Since losing on her U.S. Open debut in 1996, 30-year-old Craybas had managed to win only seven matches in majors heading into Wimbledon. But as night fell, she proved too consistent for an erratic 23-year-old Serena.
"I'd like to think this is the beginnning," Craybas smiled. "This win is absolutely fantastic."
While the younger of the Williams sisters wilted with barely a whimper, defending champions Roger Federer and Maria Sharapova proved their Wimbledon worth by scraping victories without ever hitting top form.
There was more base metal than gold in their performances, but both managed to do just enough on a day when they would rather have stayed at home.
An off-colour Federer, who had been due to play on Friday before rain wiped out that day's schedule, failed to stamp his authority on Nicolas Kiefer but had enough in reserve to advance 6-2, 6-7, 6-1, 7-5.
He plays former world number one Juan Carlos Ferrero next after the Spaniard beat Germany's Florian Mayer 3-6, 6-2, 6-1, 6-1.
"That was definitely a test today... definitely," Swiss Federer, who is bidding for a third successive Wimbledon title, said.
"I had the feeling I should've won in three sets but in the end I am happy to have won in four."
Sharapova posted a scrappy 6-2 6-4 win over Slovenia's Katarina Srebotnik and will be happy to have got the first week out of the way at the All England Club.
"The score doesn't say much about the match," second seed Sharapova said. "It was a lot tougher than it seemed.
"Definitely a tough match... every single point, I needed to find a way to win it.
"You know, it's all right.

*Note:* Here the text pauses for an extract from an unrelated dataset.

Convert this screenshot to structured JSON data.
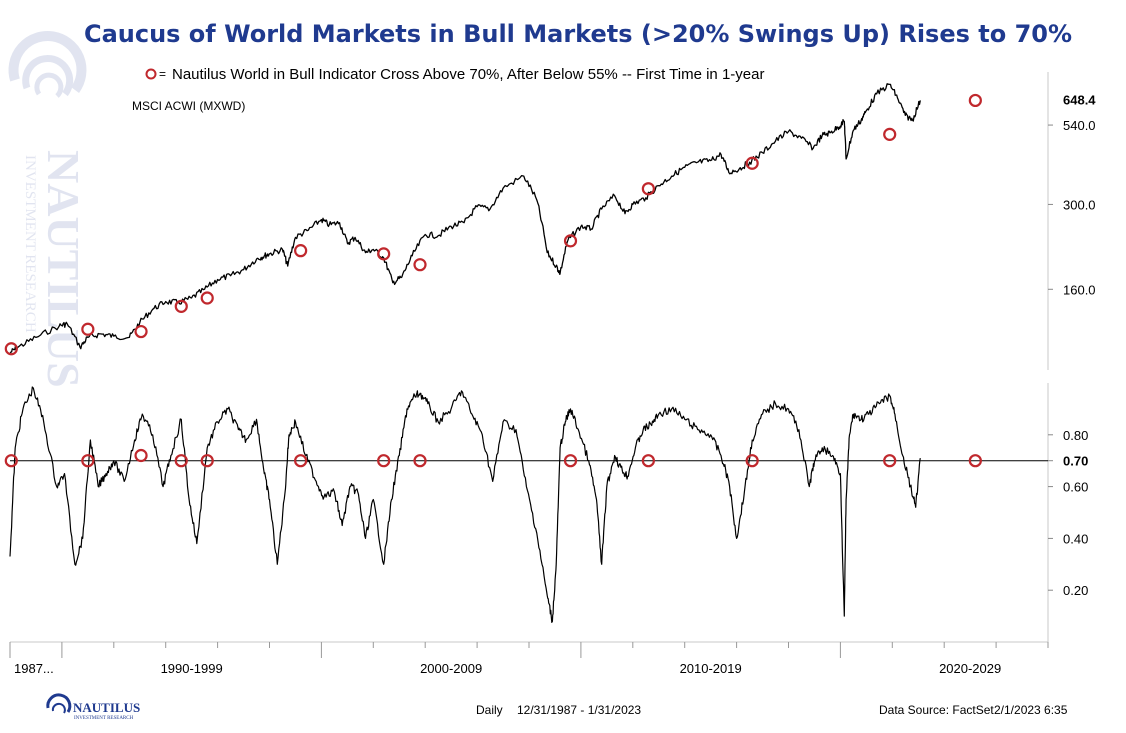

Still got through it without serving great."
Britain's last chance for a first men's champion in 69 years evaporated like Scotch mist over Centre Court when teenager Andy Murray blew a two-set lead and lost to 2002 runner-up David Nalbandian 6-7, 1-6, 6-0, 6-4, 6-1.
The Scottish lion rampant roared for two sets before running out of energy and Nalbandian tamed him for his first victory from two sets down.
"I'm a bit tired and a bit disappointed," the shattered teenager said. Given time to reflect, Murray may find some solace in the 25,510 pounds ($46,510) cheque he will receive from organisers. Before Wimbledon, Murray had won $32,389 in his career.
Women's top seed and 1999 champion Lindsay Davenport and twice champion Venus Williams advanced safely. Fourteenth seed Venus beat Daniela Hantuchova 7-5, 6-3.
Champion in 2000 and 2001, Venus faces Serena's conqueror Jill Craybas next.
Davenport strolled through 6-2, 6-1 against Russia's Dinara Safina. "It's probably going to be just a little bit tougher from here on out," she smiled.
Davenport faces former world number one Kim Clijsters next.
The Belgian beat Italian Roberta Vinci 6-3, 6-4.
"Monday's going to be a lot different story," Davenport said. "Kim's not going to let me do that so easily and will get more balls back and will really press me a lot more than I've pressed so far."
Men's second seed Andy Roddick pounded his way past Russian Igor Andreev to reach the last 16. Last year's runner-up, Roddick cranked up his grass-burning serve to devastating effect winning 6-2, 6-2, 7-6 in one hour 54 minutes.
"I'm still alive, that's the goal," Roddick said. "I feel good going into the second week."
The American will play Guillermo Coria next. The Argentine came back from two sets down to beat 3-6, 3-6, 6-2, 6-2, 6-4. Like Nalbandian, the win was his first from two sets down.
Mary Pierce advanced. The 30-year-old Frenchwoman, a first-round loser last year, blasted Serbian teenager Ana Ivanovic 6-1, 6-4.
It has been nine years since Pierce last reached the quarter-finals at Wimbledon and she has never looked so at ease on grass.
Runner-up at the French Open earlier this month, the 12th seed is enjoying her tennis again and the slick lawns are aiding her power game this year.
"I'm getting there," she smiled. "Feeling more at ease with each match.